Whoa, whoa, whoa, you need to calm down! What’s your problem? Why don’t you just relax? I’m not sure why this is the kind of “advice” others pass out when we get angry, but, and I can’t speak for you (although I feel pretty confident I can in this scenario), it tends to only make me angrier. If I were Dr. Bruce Banner on the verge of hulking out and some guy came up to me with a condescending tone, “Dude, you need to calm down,” I’m 100% ripping my pants to shreds as I turn into a giant green monster. I may even rip him to shreds. So, when it comes to anger, let’s try a different approach to stop that inner monster from making an appearance. Here are three daily habits to help us calm down and manage our anger.

 

Pray before you speak or act.

You can feel it when you’re getting angry. Whether it’s tense shoulder, gritted teeth, or a white-hot rage that burns from the inside out, forcing you to see everything in deep shades of red (purely hypothetical, nothing specific to me or anything), you know when you’re about to lose control.

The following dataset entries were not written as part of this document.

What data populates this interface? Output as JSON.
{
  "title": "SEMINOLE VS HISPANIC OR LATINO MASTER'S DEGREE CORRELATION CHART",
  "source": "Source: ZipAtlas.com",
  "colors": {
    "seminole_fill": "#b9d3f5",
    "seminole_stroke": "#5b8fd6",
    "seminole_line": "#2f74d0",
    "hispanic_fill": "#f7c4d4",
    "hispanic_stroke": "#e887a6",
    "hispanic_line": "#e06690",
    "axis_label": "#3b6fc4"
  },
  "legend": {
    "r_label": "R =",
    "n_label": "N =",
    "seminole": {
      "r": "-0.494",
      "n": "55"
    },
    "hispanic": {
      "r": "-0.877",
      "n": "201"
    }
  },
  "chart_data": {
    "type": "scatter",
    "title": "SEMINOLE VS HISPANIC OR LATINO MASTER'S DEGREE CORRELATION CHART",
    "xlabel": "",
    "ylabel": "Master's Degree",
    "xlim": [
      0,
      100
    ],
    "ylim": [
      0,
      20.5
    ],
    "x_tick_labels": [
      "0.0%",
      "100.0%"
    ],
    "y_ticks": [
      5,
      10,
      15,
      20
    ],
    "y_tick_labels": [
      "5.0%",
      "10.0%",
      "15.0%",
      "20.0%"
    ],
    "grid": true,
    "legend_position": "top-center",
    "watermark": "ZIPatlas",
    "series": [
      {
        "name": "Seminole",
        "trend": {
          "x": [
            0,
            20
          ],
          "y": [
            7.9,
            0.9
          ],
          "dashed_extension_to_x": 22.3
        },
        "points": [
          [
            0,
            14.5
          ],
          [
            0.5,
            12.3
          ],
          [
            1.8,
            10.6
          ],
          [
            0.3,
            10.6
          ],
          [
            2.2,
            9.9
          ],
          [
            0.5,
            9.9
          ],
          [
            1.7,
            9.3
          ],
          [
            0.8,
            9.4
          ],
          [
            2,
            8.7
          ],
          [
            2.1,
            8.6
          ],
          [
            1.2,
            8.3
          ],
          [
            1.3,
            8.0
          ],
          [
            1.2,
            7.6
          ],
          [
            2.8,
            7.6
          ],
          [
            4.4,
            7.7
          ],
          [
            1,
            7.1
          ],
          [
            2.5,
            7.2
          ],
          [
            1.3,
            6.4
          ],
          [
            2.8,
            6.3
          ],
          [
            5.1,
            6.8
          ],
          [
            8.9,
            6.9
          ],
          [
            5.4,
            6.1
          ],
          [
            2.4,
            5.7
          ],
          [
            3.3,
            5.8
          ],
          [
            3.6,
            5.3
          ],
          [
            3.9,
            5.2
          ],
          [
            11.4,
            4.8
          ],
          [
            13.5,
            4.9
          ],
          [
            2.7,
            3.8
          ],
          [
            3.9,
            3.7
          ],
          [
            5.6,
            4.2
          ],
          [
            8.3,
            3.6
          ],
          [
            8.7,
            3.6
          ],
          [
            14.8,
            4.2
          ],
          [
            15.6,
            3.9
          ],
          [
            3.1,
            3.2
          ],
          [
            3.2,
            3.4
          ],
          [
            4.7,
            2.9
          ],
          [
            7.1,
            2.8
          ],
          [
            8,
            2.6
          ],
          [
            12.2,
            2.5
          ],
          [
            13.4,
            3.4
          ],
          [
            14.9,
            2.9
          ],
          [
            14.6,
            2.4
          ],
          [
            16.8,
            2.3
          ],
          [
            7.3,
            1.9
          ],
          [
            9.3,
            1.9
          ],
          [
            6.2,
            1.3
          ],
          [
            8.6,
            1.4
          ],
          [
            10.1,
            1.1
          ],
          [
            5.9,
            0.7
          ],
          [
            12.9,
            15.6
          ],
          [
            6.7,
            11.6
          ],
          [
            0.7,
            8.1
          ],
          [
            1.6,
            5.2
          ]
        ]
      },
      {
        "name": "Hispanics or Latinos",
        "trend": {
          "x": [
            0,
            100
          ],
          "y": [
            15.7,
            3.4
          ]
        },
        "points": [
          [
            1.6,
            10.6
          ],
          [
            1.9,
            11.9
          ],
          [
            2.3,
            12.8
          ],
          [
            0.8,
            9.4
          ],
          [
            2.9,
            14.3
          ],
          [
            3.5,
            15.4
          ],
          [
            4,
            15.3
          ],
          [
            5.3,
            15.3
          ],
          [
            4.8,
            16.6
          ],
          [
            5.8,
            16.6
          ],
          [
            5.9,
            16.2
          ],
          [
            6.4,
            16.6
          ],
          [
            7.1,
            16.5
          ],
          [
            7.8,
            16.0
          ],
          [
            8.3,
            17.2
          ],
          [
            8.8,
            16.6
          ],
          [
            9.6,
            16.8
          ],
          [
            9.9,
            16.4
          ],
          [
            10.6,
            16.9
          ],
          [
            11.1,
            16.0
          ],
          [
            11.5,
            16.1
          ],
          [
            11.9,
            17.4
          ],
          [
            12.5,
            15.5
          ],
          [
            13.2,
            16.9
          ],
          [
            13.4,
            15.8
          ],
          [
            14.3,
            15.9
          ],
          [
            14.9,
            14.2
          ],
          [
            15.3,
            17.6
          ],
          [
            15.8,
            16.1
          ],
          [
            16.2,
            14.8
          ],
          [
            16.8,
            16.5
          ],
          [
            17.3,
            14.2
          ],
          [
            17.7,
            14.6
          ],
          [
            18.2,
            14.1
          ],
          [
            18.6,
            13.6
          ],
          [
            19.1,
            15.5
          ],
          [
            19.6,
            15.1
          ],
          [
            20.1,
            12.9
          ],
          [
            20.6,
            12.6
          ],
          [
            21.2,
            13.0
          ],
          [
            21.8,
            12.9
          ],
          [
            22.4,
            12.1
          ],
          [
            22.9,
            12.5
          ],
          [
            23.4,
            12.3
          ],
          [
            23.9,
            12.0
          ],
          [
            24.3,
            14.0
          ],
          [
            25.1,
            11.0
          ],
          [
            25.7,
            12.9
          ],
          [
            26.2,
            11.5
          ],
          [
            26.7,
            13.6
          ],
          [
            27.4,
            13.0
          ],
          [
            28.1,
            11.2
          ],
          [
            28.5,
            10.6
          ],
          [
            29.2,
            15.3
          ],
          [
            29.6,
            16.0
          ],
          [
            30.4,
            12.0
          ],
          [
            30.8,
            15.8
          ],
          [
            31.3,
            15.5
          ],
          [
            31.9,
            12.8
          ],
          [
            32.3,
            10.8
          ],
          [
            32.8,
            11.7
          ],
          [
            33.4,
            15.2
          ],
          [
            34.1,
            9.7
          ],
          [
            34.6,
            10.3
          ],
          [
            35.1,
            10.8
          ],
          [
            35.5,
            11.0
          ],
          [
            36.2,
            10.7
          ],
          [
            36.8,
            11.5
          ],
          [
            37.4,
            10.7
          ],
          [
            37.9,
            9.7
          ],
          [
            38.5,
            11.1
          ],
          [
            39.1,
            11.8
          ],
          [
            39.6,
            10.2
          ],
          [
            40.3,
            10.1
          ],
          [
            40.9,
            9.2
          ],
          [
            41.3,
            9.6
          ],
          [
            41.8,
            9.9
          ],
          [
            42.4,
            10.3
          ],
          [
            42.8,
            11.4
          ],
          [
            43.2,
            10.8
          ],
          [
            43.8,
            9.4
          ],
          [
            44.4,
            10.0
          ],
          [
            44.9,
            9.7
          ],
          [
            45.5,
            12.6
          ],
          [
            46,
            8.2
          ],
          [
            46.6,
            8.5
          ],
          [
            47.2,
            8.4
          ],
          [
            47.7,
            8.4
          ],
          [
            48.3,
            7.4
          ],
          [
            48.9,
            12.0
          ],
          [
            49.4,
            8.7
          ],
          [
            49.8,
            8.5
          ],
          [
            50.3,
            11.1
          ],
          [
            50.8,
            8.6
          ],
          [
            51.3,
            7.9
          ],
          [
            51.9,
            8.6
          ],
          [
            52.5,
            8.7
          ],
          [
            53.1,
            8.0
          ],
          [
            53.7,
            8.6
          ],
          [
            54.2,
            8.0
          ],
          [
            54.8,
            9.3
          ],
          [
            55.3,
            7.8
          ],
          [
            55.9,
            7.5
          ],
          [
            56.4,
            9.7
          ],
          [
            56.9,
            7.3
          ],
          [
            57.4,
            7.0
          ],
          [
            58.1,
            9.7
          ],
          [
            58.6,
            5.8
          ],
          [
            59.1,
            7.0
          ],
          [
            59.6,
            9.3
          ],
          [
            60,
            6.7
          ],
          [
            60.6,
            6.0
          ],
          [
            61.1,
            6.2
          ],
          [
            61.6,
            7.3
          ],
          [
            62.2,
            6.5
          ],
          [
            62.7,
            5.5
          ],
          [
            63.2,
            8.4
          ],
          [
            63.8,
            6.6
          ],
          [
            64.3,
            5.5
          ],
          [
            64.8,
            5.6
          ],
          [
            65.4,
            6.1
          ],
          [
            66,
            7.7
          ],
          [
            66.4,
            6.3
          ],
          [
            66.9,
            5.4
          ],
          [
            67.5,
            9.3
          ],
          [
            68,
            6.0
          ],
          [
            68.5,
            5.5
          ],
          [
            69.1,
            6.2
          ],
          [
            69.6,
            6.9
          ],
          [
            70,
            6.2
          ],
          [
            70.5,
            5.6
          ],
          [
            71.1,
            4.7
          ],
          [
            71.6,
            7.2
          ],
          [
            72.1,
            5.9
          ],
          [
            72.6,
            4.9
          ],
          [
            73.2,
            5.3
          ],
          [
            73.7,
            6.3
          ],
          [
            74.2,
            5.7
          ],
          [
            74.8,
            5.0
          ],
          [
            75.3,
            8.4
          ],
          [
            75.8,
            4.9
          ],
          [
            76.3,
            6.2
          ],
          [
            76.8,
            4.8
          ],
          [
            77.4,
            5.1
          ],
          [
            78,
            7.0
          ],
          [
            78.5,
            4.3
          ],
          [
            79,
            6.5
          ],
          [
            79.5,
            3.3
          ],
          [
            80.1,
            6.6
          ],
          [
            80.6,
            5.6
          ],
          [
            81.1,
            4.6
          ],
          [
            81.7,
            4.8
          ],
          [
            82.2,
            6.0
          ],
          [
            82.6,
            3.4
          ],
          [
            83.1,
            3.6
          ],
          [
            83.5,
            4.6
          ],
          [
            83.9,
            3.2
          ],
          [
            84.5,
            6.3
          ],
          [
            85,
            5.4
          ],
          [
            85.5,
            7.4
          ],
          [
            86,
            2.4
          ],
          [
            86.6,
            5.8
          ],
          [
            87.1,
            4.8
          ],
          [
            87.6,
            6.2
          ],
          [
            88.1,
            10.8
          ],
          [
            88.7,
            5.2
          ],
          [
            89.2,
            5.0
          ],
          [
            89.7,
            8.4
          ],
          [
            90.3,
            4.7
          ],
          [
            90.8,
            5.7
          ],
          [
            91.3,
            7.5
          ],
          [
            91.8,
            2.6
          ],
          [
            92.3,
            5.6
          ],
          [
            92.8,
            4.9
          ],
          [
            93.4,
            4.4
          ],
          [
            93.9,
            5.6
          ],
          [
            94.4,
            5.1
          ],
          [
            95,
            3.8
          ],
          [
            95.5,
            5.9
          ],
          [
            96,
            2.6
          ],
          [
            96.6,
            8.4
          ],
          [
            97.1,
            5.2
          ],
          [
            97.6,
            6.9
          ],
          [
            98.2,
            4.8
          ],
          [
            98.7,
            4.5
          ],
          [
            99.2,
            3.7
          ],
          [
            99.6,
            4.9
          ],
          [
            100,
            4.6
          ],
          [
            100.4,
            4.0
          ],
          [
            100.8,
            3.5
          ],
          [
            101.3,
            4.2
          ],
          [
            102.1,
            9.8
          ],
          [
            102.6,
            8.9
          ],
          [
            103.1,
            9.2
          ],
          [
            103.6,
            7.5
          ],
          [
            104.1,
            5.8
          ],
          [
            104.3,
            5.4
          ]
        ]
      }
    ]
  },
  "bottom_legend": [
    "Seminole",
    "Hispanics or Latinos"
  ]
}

You’ve probably been told to take several slow, deep breaths or count to 10 to calm down in these moments. If that works for you, cool. But prayer is a better option.

It’s been suggested that peace isn’t the absence of danger or conflict in your life but the presence of God. Seeking the LORD daily will bring more peace into our lives because it will bring more of Him. Draw near to God, and He will draw near to you (James 4:8). Even just a little time in His Word and talking to Him transforms us from the inside out. Like any relationship we have, the more time we spend with someone, the more we become like them. It is the same with God.

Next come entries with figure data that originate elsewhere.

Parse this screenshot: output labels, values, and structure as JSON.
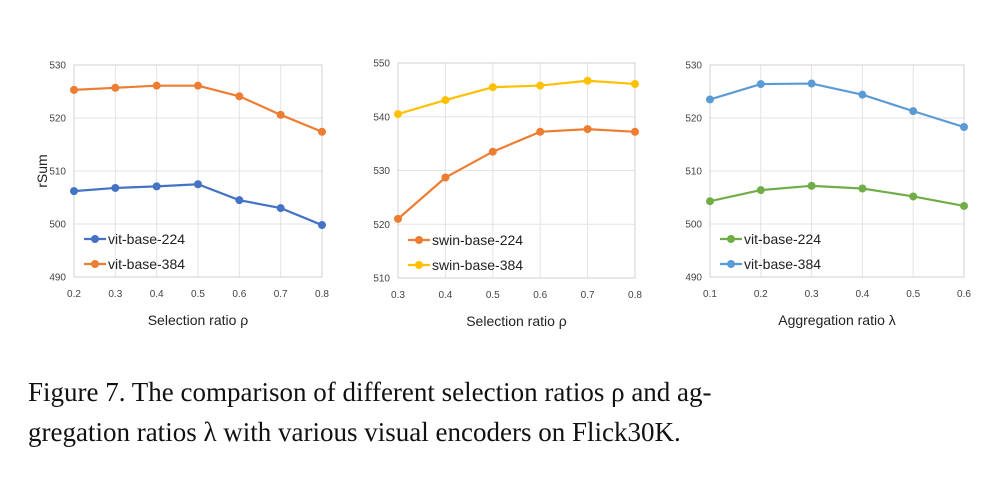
{
  "figure": {
    "caption_lines": [
      "Figure 7.  The comparison of different selection ratios ρ and ag-",
      "gregation ratios λ with various visual encoders on Flick30K."
    ]
  },
  "chart_data": [
    {
      "type": "line",
      "ylabel": "rSum",
      "xlabel": "Selection ratio ρ",
      "x": [
        0.2,
        0.3,
        0.4,
        0.5,
        0.6,
        0.7,
        0.8
      ],
      "x_ticks": [
        "0.2",
        "0.3",
        "0.4",
        "0.5",
        "0.6",
        "0.7",
        "0.8"
      ],
      "ylim": [
        490,
        530
      ],
      "y_ticks": [
        "490",
        "500",
        "510",
        "520",
        "530"
      ],
      "grid": true,
      "legend_position": "bottom-left",
      "series": [
        {
          "name": "vit-base-224",
          "color": "#4472C4",
          "values": [
            506.2,
            506.8,
            507.1,
            507.5,
            504.5,
            503.0,
            499.8
          ]
        },
        {
          "name": "vit-base-384",
          "color": "#ED7D31",
          "values": [
            525.3,
            525.7,
            526.1,
            526.1,
            524.1,
            520.6,
            517.4
          ]
        }
      ]
    },
    {
      "type": "line",
      "ylabel": "",
      "xlabel": "Selection ratio ρ",
      "x": [
        0.3,
        0.4,
        0.5,
        0.6,
        0.7,
        0.8
      ],
      "x_ticks": [
        "0.3",
        "0.4",
        "0.5",
        "0.6",
        "0.7",
        "0.8"
      ],
      "ylim": [
        510,
        550
      ],
      "y_ticks": [
        "510",
        "520",
        "530",
        "540",
        "550"
      ],
      "grid": true,
      "legend_position": "bottom-left",
      "series": [
        {
          "name": "swin-base-224",
          "color": "#ED7D31",
          "values": [
            521.0,
            528.7,
            533.5,
            537.2,
            537.7,
            537.2
          ]
        },
        {
          "name": "swin-base-384",
          "color": "#FFC000",
          "values": [
            540.5,
            543.1,
            545.5,
            545.8,
            546.7,
            546.1
          ]
        }
      ]
    },
    {
      "type": "line",
      "ylabel": "",
      "xlabel": "Aggregation ratio λ",
      "x": [
        0.1,
        0.2,
        0.3,
        0.4,
        0.5,
        0.6
      ],
      "x_ticks": [
        "0.1",
        "0.2",
        "0.3",
        "0.4",
        "0.5",
        "0.6"
      ],
      "ylim": [
        490,
        530
      ],
      "y_ticks": [
        "490",
        "500",
        "510",
        "520",
        "530"
      ],
      "grid": true,
      "legend_position": "bottom-left",
      "series": [
        {
          "name": "vit-base-224",
          "color": "#70AD47",
          "values": [
            504.3,
            506.4,
            507.2,
            506.7,
            505.2,
            503.4
          ]
        },
        {
          "name": "vit-base-384",
          "color": "#5B9BD5",
          "values": [
            523.5,
            526.4,
            526.5,
            524.4,
            521.3,
            518.3
          ]
        }
      ]
    }
  ]
}
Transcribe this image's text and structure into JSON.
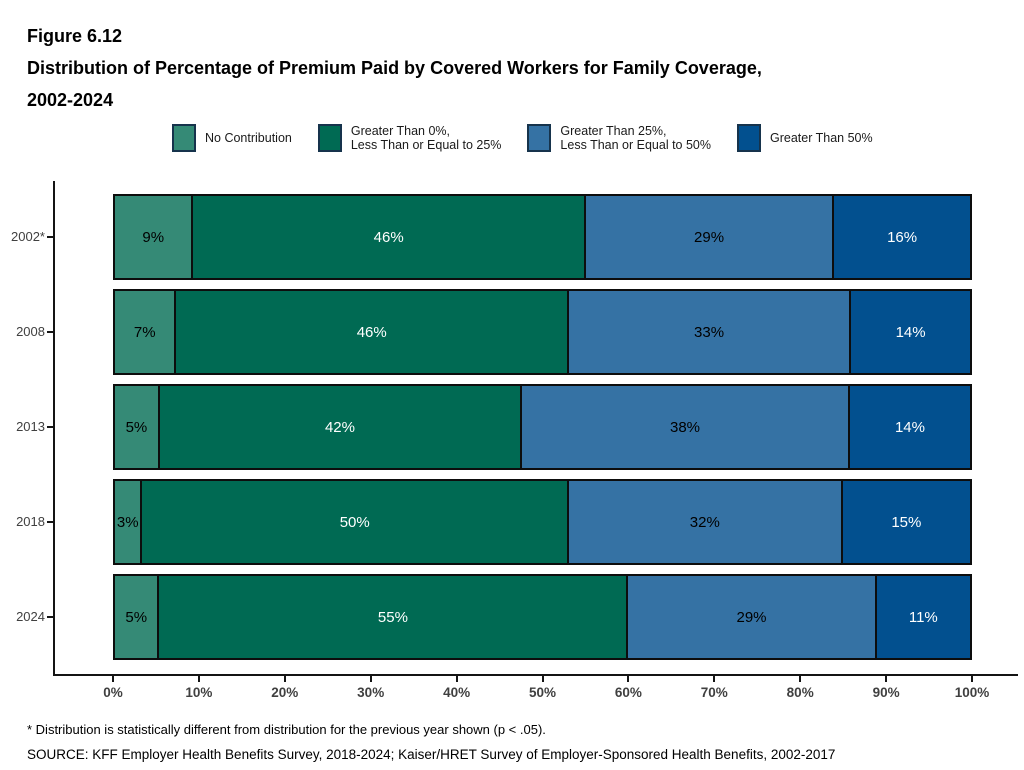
{
  "figure": {
    "label": "Figure 6.12",
    "title_line1": "Distribution of Percentage of Premium Paid by Covered Workers for Family Coverage,",
    "title_line2": "2002-2024"
  },
  "legend": [
    {
      "name": "no-contribution",
      "label": "No Contribution",
      "color": "#358a76"
    },
    {
      "name": "gt0-le25",
      "label": "Greater Than 0%,\nLess Than or Equal to 25%",
      "color": "#006a53"
    },
    {
      "name": "gt25-le50",
      "label": "Greater Than 25%,\nLess Than or Equal to 50%",
      "color": "#3572a4"
    },
    {
      "name": "gt50",
      "label": "Greater Than 50%",
      "color": "#02508f"
    }
  ],
  "chart_data": {
    "type": "bar",
    "orientation": "horizontal",
    "stacked": true,
    "categories": [
      "2002*",
      "2008",
      "2013",
      "2018",
      "2024"
    ],
    "series": [
      {
        "name": "No Contribution",
        "color": "#358a76",
        "label_color": "#000000",
        "values": [
          9,
          7,
          5,
          3,
          5
        ]
      },
      {
        "name": "Greater Than 0%, Less Than or Equal to 25%",
        "color": "#006a53",
        "label_color": "#ffffff",
        "values": [
          46,
          46,
          42,
          50,
          55
        ]
      },
      {
        "name": "Greater Than 25%, Less Than or Equal to 50%",
        "color": "#3572a4",
        "label_color": "#000000",
        "values": [
          29,
          33,
          38,
          32,
          29
        ]
      },
      {
        "name": "Greater Than 50%",
        "color": "#02508f",
        "label_color": "#ffffff",
        "values": [
          16,
          14,
          14,
          15,
          11
        ]
      }
    ],
    "value_suffix": "%",
    "x_ticks": [
      "0%",
      "10%",
      "20%",
      "30%",
      "40%",
      "50%",
      "60%",
      "70%",
      "80%",
      "90%",
      "100%"
    ],
    "xlim": [
      0,
      100
    ],
    "grid": false,
    "legend_position": "top"
  },
  "footnotes": {
    "note": "* Distribution is statistically different from distribution for the previous year shown (p < .05).",
    "source": "SOURCE: KFF Employer Health Benefits Survey, 2018-2024; Kaiser/HRET Survey of Employer-Sponsored Health Benefits, 2002-2017"
  }
}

If peace is what we are after, God is where we need to go.

 

Practice anger management.

While we may all admit that I’m not perfect, I make mistakes, we also all seem to think that everyone else makes way more mistakes than we do. Other people’s stupidity can be baffling, right? Not so fast. We have blind spots to our faults. Some of us have even mislabeled our weaknesses as strengths. I speak the truth no matter how hard it may be to hear. No, you’re just a jerk. But that’s okay. We’re all jerks. The quicker we understand this and practice our anger management skills, the quicker we are to offer other people understanding and forgiveness.

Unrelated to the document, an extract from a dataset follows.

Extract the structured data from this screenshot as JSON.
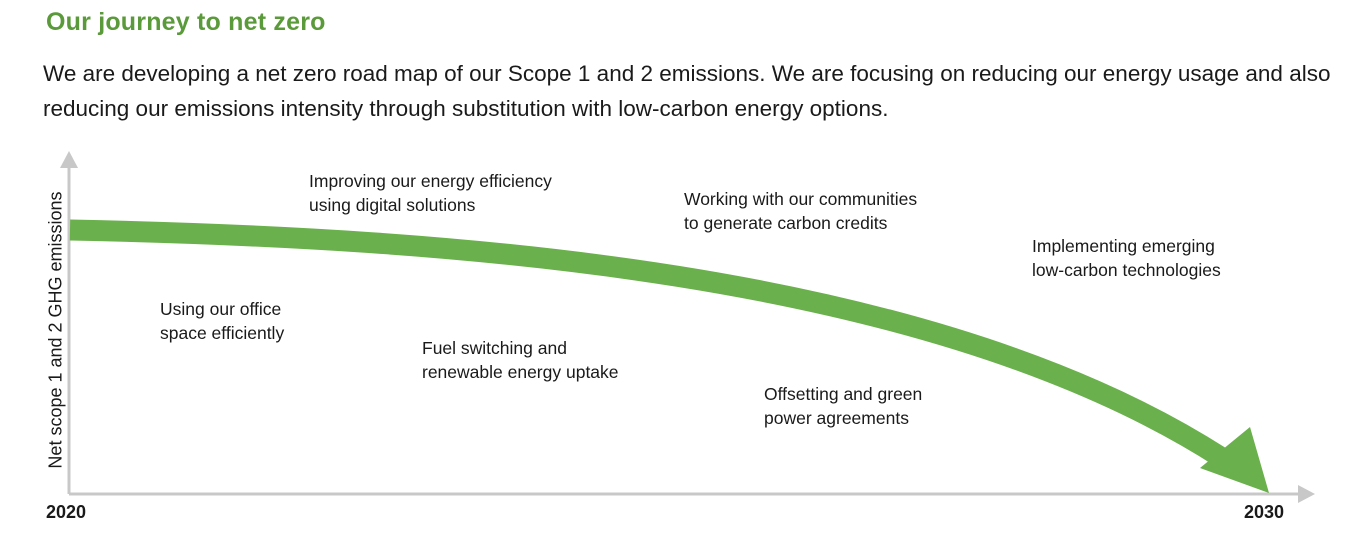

When we fully understand that there is nothing good about us other than Jesus, we start to see ourselves with more clarity. We see how dirty and broken we are. This clarity is a good thing. It helps us forgive others more easily. When people cut us off in traffic, instead of losing our minds, we understand Yeah, I’ve done that too. When someone doesn’t meet our expectations, instead of talking down to them, we understand. I, too, have disappointed people with my words and actions.

When our anger gets the best of us, we want others to know that’s not who we want to be. We want their forgiveness. If we want someone to offer us understanding and forgiveness, we better be willing to give it.

 

ANGRY DADS Tend to build angry kids

The ANGER FREE DAD digital course will teach you how to root out your anger and become a patient dad. All from the comfort of your couch.

ANGRY DADS Tend to build angry kids

The ANGER FREE DAD digital course will teach you how to root out your anger and become a patient dad. All from the comfort of your couch.

 

Give yourself some time.

Physical stimuli have a way of manifesting anger. Ever get a little cranky or short-fused when you’re tired? How about hungry? How about tired and hungry? Our circumstances affect our moods and attitude. Sometimes all we need to do to rid ourselves of anger is to step away from our circumstances for a minute or two.

There are many times throughout the gospels where we see Jesus sneak off to be by Himself. Even Christ needed some alone time. Time with His Heavenly Father. Time to take a breath. People were always demanding His time and attention, but He still stepped away occasionally to recharge.

Give yourself some time. Go for a walk. Stop by your favorite coffee shop. Sneak away for a few minutes to take a breath. Making a habit of taking a break will keep anger at a distance.

 


 

We don’t have to be angry.

It’s not something that has to have control over us. Give one of these examples a try this week. If you don’t notice a difference, try a different anger management solution. Keep trying until you find what works for you. You’ll be glad you did.